2024年の選挙期間中、投票場所や登録手続きを尋ねるユーザーには、全米州務長官協会(NASS)が運営する公的サイト「CanIVote.org」への誘導を徹底した。選挙前の1ヶ月で約100万件、選挙当日には約200万件——AIが偽情報ではなく、正しい情報の入り口として機能した規模感だ。

AI画像が「本物か偽物か」を誰でも調べられる

正しい情報を届けるだけでは、偽の画像や動画は止められない。次の一手は「偽物を見破れるようにする」技術だ。

消えないデジタル透かしを画像に埋め込む

OpenAIの画像生成ツール「DALL-E(ダリ)」は、2024年の選挙期間中に政治家のなりすまし画像を作ろうとするリクエスト約25万件を拒否した。まず入口で止める、という対応だ。

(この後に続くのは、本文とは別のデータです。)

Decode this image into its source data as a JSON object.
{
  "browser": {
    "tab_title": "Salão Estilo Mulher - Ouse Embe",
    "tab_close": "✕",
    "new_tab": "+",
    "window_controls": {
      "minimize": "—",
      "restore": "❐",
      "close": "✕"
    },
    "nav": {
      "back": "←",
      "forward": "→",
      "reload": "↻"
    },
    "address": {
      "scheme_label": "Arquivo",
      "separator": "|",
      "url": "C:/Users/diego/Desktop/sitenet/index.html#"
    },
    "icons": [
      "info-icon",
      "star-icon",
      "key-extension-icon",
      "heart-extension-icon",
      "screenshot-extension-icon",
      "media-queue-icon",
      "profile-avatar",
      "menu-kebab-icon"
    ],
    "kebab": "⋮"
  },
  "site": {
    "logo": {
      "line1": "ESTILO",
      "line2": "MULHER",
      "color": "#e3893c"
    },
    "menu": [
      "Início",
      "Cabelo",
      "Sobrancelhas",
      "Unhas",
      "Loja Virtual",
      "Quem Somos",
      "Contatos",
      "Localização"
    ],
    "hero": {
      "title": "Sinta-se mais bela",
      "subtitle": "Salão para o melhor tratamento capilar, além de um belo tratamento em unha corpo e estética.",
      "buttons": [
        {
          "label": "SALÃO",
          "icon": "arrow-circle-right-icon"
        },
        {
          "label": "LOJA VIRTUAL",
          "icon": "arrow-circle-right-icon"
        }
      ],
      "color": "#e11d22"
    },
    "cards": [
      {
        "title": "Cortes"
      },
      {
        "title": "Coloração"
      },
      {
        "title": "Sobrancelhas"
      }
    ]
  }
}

だが、すり抜けるものは必ず出る。そこでOpenAIが採用したのが、目に見えない「デジタル透かし」だ。お札に透かしが入っているのと同じ発想で、AI生成画像や動画に人間の目には見えない印を自動で埋め込む。コピーされても、スクリーンショットを撮られても、この印は消えない。使われているのは、Googleが開発し、他社も使えるよう公開した「SynthID」という技術だ。OpenAIはこれを採用し、動画生成AI「Sora(ソラ)」を含む自社ツールで作られたコンテンツすべてに付与している。

openai.com/verifyで誰でも真偽を確認できる

この印は専用サイト「openai.com/verify」で誰でも調べられる。画像や動画をアップロードするだけで、AIが作ったものかどうかが確認できる。

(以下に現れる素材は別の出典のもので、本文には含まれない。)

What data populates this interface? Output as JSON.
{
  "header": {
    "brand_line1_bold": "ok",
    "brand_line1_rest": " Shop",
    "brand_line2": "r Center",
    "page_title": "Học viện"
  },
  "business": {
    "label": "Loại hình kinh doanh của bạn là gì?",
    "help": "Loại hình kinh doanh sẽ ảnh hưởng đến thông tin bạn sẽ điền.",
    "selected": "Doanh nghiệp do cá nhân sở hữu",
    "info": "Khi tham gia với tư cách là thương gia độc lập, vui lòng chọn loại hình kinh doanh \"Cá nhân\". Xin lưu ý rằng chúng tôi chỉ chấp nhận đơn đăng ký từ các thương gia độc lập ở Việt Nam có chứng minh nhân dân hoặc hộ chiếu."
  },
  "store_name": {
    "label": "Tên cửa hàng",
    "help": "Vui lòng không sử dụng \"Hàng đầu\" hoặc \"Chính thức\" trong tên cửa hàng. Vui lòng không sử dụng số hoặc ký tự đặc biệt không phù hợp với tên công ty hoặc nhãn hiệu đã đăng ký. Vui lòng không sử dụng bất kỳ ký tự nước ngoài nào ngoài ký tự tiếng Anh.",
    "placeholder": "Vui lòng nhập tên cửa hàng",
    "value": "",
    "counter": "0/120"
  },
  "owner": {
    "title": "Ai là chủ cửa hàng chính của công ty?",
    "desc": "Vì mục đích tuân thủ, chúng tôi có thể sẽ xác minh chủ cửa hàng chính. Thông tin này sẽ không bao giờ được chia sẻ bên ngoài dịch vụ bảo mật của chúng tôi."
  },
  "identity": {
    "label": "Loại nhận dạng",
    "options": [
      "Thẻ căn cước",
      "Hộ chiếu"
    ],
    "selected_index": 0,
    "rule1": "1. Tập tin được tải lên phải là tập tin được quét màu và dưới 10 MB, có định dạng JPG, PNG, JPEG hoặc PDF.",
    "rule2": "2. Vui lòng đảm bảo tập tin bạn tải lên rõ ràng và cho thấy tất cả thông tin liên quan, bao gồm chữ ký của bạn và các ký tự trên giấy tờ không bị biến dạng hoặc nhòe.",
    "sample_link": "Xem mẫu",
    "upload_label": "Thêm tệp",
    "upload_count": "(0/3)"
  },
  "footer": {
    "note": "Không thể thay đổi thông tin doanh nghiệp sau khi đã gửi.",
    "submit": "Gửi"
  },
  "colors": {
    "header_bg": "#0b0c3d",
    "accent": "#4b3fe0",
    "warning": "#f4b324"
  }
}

さらに、この仕組みはOpenAI単独にとどまらない。「どこで・誰が・何を使って作ったか」をコンテンツに紐付ける業界共通の規格「C2PA」に沿っており、他のAI企業とも連携している。OpenAIが作っていない画像でも、同じ規格に対応したAIが生成したものであれば、同様の方法で真偽を確かめられる。

OpenAI、選挙関連のAI規制法案も支持

透かしも検証サイトも、使うかどうかは各社の判断だ。ルールがなければ守らない企業も出る——OpenAIが次に踏み込んだのは、法整備の支持だった。

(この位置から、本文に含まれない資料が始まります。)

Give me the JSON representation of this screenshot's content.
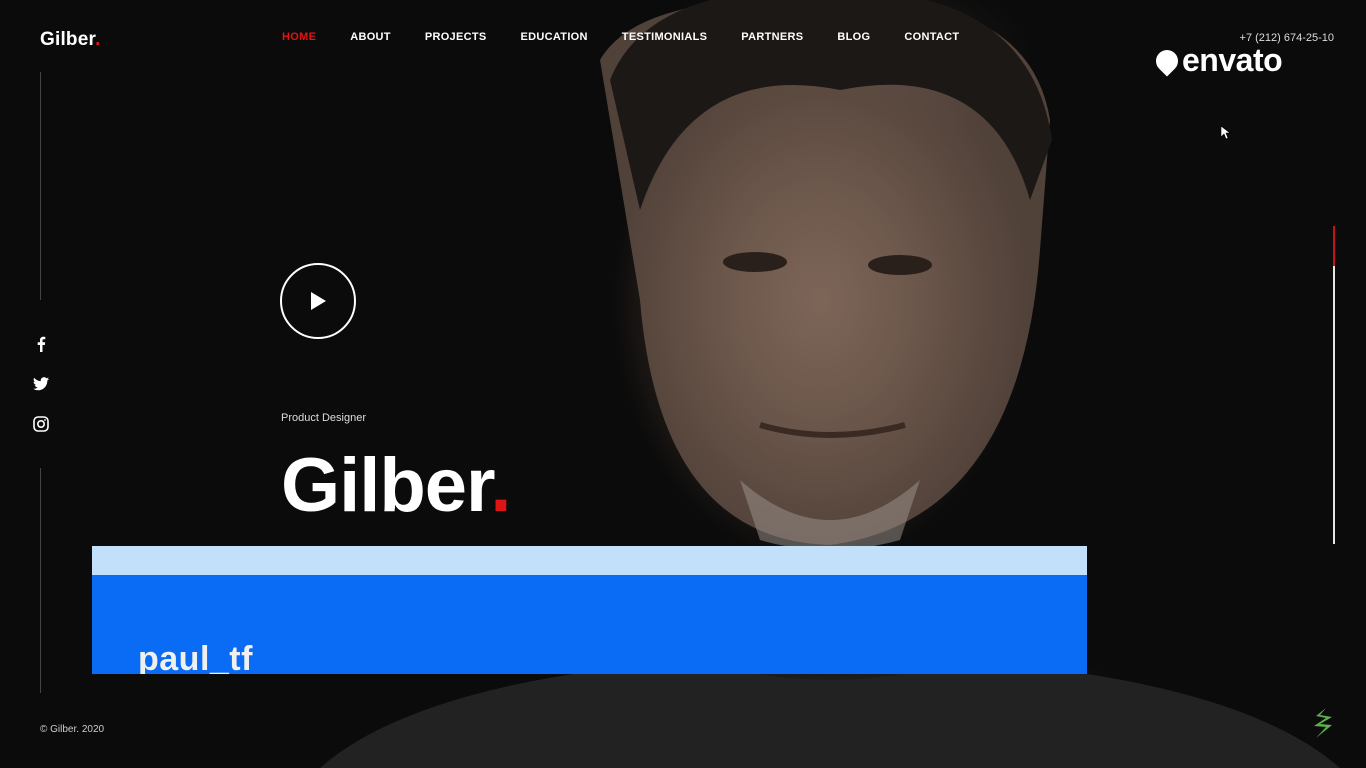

同社が公式に支持を表明したのが、米国の超党派法案「Protect Elections from Deceptive AI Act(選挙偽情報防止法案)」だ。政治広告にAI生成のコンテンツを使う場合はその旨の開示を義務付け、意図的に有権者を欺く使い方を禁じる内容で、2024年時点では上院で審議中の段階にある。民間のテック企業が特定の法案支持を明言するのは異例だ。規制を嫌うのが普通の企業行動だとすれば、これは真逆の動きになる。

OpenAI1社にとどまらない。2024年2月のミュンヘン安全保障会議では、Google・Meta・TikTokを含む20社以上が「選挙でのAI不正使用防止に関する技術協定」に署名した。各社が脅威情報を共有し、偽情報の検知・削除で協調する枠組みだ。ただし法的拘束力は持たない自主規制であり、参加企業がどこまで実行するかは各社の判断に委ねられている。それでも、AI業界全体が「自主ルールだけでは不十分」という認識に動き始めた姿勢の表れではある。

ただし、これらの対策が届く範囲には限りがある。大手企業のAIには透かしが埋め込まれ、法案の規制も及ぶ。しかし、誰でも無償で使えるオープンソースのAIや、規制の枠外にある海外の悪意ある利用者への対処は、まだ手つかずのままだ。